They say the long war is over in Iraq. It started with a sweep of military might, which left the enemy army in shambles. Then we took over the job of turning the country into a democracy and rebuilding the damage from the war. It’s all over now and we didn’t do such a good job of it. They are still killing each other for religious or political reasons and they don’t have enough electricity.
Now we are trying the same in Afghanistan. The Russians tried it and gave up. We could do it if we want to take another 10 or 20 years and all our money and troops. I think the results would be worse. And then we have Pakistan!
Blondes have more…
A young man wanted to get his beautiful blonde wife, Susie, something nice for their first wedding anniversary. So he bought her a cell phone. He showed her the phone and explained to her all of its features. Susie was excited to receive the gift and adored her new phone.
The next day, Susie went shopping. Her phone rang and, to her astonishment, it was her husband. “Hi Susie,” he said, “how do you like your new phone?”
Susie replied, “I just love it! It’s so small and your voice is clear as a bell, but there’s one thing I don’t understand.”

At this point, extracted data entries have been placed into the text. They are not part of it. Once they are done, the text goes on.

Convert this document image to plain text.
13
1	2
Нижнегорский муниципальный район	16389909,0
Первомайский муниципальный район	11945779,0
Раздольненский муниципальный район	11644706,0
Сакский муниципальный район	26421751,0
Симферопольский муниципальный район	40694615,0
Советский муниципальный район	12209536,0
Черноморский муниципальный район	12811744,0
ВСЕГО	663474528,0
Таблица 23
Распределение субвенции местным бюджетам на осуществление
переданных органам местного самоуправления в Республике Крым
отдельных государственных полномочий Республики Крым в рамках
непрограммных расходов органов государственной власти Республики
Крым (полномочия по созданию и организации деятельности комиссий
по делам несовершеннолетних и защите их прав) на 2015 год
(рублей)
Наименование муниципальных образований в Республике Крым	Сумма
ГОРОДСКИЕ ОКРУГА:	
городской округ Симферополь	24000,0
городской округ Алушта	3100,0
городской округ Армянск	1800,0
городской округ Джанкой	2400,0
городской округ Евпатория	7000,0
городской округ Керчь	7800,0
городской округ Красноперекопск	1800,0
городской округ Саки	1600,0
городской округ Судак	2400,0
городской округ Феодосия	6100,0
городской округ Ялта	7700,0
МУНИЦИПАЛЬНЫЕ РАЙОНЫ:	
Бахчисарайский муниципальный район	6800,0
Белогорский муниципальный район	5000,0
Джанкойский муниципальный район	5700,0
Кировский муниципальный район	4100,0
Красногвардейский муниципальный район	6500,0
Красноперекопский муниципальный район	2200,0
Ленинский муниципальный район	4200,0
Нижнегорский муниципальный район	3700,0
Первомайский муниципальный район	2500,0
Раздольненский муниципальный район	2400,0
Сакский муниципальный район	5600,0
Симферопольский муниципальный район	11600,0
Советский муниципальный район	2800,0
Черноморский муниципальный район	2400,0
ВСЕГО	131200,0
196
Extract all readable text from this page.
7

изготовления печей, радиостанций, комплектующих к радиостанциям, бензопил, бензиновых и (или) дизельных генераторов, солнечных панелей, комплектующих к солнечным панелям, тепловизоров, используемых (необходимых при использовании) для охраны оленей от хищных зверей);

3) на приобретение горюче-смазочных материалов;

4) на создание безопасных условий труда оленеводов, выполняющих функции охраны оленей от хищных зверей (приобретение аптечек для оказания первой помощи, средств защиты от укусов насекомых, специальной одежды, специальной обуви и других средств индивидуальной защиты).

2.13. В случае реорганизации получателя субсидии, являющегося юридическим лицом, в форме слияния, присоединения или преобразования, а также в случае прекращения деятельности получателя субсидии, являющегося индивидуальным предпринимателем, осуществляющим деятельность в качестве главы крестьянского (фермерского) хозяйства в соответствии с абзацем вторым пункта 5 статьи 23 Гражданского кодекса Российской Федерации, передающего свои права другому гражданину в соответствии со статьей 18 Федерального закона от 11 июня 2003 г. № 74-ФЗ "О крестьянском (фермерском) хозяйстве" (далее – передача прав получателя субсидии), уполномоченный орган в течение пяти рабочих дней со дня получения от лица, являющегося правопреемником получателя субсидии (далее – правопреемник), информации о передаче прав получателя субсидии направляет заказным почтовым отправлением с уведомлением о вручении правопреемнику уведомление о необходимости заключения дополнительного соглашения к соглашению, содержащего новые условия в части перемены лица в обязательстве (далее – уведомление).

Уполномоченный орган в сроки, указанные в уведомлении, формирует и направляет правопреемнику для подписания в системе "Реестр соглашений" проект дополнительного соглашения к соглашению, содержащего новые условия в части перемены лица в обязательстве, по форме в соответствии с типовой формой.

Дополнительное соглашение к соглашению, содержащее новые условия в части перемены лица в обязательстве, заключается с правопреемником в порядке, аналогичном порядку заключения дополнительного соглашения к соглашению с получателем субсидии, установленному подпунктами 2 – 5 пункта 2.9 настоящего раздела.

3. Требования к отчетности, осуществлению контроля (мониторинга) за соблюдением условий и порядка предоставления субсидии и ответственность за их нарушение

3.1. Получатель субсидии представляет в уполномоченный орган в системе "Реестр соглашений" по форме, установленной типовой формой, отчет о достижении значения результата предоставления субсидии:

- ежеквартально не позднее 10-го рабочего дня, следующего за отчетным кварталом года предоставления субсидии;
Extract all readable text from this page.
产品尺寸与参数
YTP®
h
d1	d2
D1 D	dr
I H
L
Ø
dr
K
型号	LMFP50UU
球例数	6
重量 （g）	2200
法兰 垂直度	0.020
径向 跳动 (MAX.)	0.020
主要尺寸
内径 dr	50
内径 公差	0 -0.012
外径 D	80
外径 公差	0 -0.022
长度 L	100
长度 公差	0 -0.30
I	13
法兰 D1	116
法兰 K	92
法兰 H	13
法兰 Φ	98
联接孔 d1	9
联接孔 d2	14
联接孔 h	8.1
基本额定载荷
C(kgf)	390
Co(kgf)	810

“What’s that, sweetie?” asked her husband.
“How did you know I was at Wal-Mart?”
There was a blonde that lived in a small house on the corner of 4th Avenue. She had a shed in her backyard where she kept gardening tools. One day, she saw smoke coming out of the roof of the shed.
In a panic, she called 911. They answered and said, “This is Joe, is there an emergency?”
The blonde replied, “Yes, my shed is on fire!!!”
Joe said, “Don’t panic, help is on the way… where do you live?”
The blonde said, “IN A HOUSE, NOW HURRY!!”
Joe calmly responded back, “How are we supposed to get there?”
The blonde answered back, “DUH!!! A BIG RED TRUCK!”